Il est aussi normal que la loi permette d’abréger ce délai, dans le cadre de « l’immigration réussie » – si vous me permettez l’expression –, de parcours exceptionnels dans le domaine civique ou dans ceux dont la liste vient d’être rappelée.
Il s’agit d’adresser un signe positif à des personnes qui résident déjà en France – il ne s’agit pas de les y faire venir, c’est un autre débat ! –, en raccourcissant la condition de résidence en raison de leur parcours d’intégration particulièrement réussi et qui mérite d’être reconnu.
Le Gouvernement émet donc un avis défavorable sur ces deux amendements identiques de suppression.
Mme la présidente. La parole est à M. Jean-Pierre Michel, pour explication de vote.

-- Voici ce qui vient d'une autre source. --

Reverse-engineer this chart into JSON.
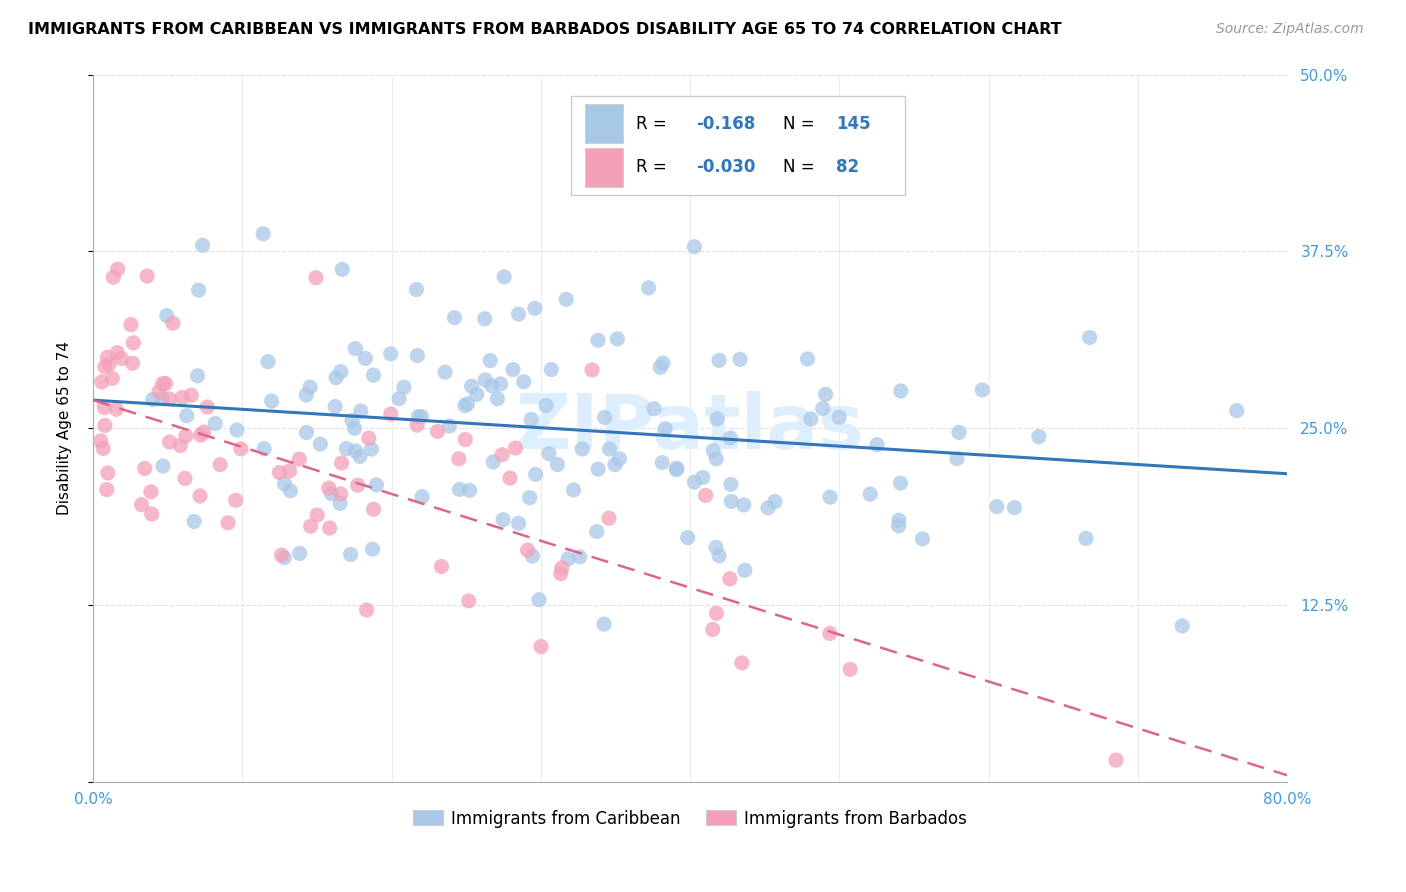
{
  "title": "IMMIGRANTS FROM CARIBBEAN VS IMMIGRANTS FROM BARBADOS DISABILITY AGE 65 TO 74 CORRELATION CHART",
  "source": "Source: ZipAtlas.com",
  "ylabel": "Disability Age 65 to 74",
  "xlim": [
    0.0,
    0.8
  ],
  "ylim": [
    0.0,
    0.5
  ],
  "blue_color": "#A8C8E8",
  "pink_color": "#F4A0B8",
  "trendline_blue": "#3377BB",
  "trendline_pink": "#DD6688",
  "tick_color": "#4499DD",
  "grid_color": "#DDDDDD",
  "watermark_color": "#DDEEFF",
  "blue_trend_x": [
    0.0,
    0.8
  ],
  "blue_trend_y": [
    0.27,
    0.218
  ],
  "pink_trend_x": [
    0.0,
    0.8
  ],
  "pink_trend_y": [
    0.27,
    0.005
  ],
  "title_fontsize": 11.5,
  "label_fontsize": 11,
  "tick_fontsize": 11,
  "source_fontsize": 10,
  "watermark_fontsize": 55
}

M. Jean-Pierre Michel. Nous sommes résolument favorables à l’adoption de ces amendements !
Monsieur le ministre, le Gouvernement nous soumet un projet de loi relatif à l’immigration, à l’intégration et à la nationalité en tête duquel il inscrit une conception totalement élitiste de l’immigration ! Or je crois que la France des droits de l’homme ne peut pas être une France élitiste.
La France des droits de l’homme est une France qui, dans le respect de sa Constitution et de ses lois, accueille tous les étrangers, quelles que soient leur condition, leur formation ou leur destination.
Cette conception élitiste est totalement discriminatoire, et très déplaisante, monsieur le ministre !
Mme Nicole Borvo Cohen-Seat appelait à l’instant notre attention sur ces médecins étrangers que notre pays tente d’attirer. Et que faisons-nous, une fois que nous les avons attirés dans nos hôpitaux ? Nous envoyons Médecins sans frontières ou Médecins du monde dans les pays d’origine ! Voilà où nous en sommes : nos hôpitaux fonctionnent avec des médecins étrangers, dont la présence serait ô combien nécessaire dans leurs pays, alors que nous y envoyons des organisations non gouvernementales pour soigner les populations à bas prix. Et tout cela coûte très cher !
Cette conception élitiste de l’immigration ne peut donc véritablement pas être retenue.
En outre, je pense profondément que tous ces étrangers qui présentent un « parcours exceptionnel » devraient faire leurs preuves dans leurs pays plutôt que chez nous !
Mme la présidente. Je mets aux voix les amendements identiques nos 18 rectifié et 100.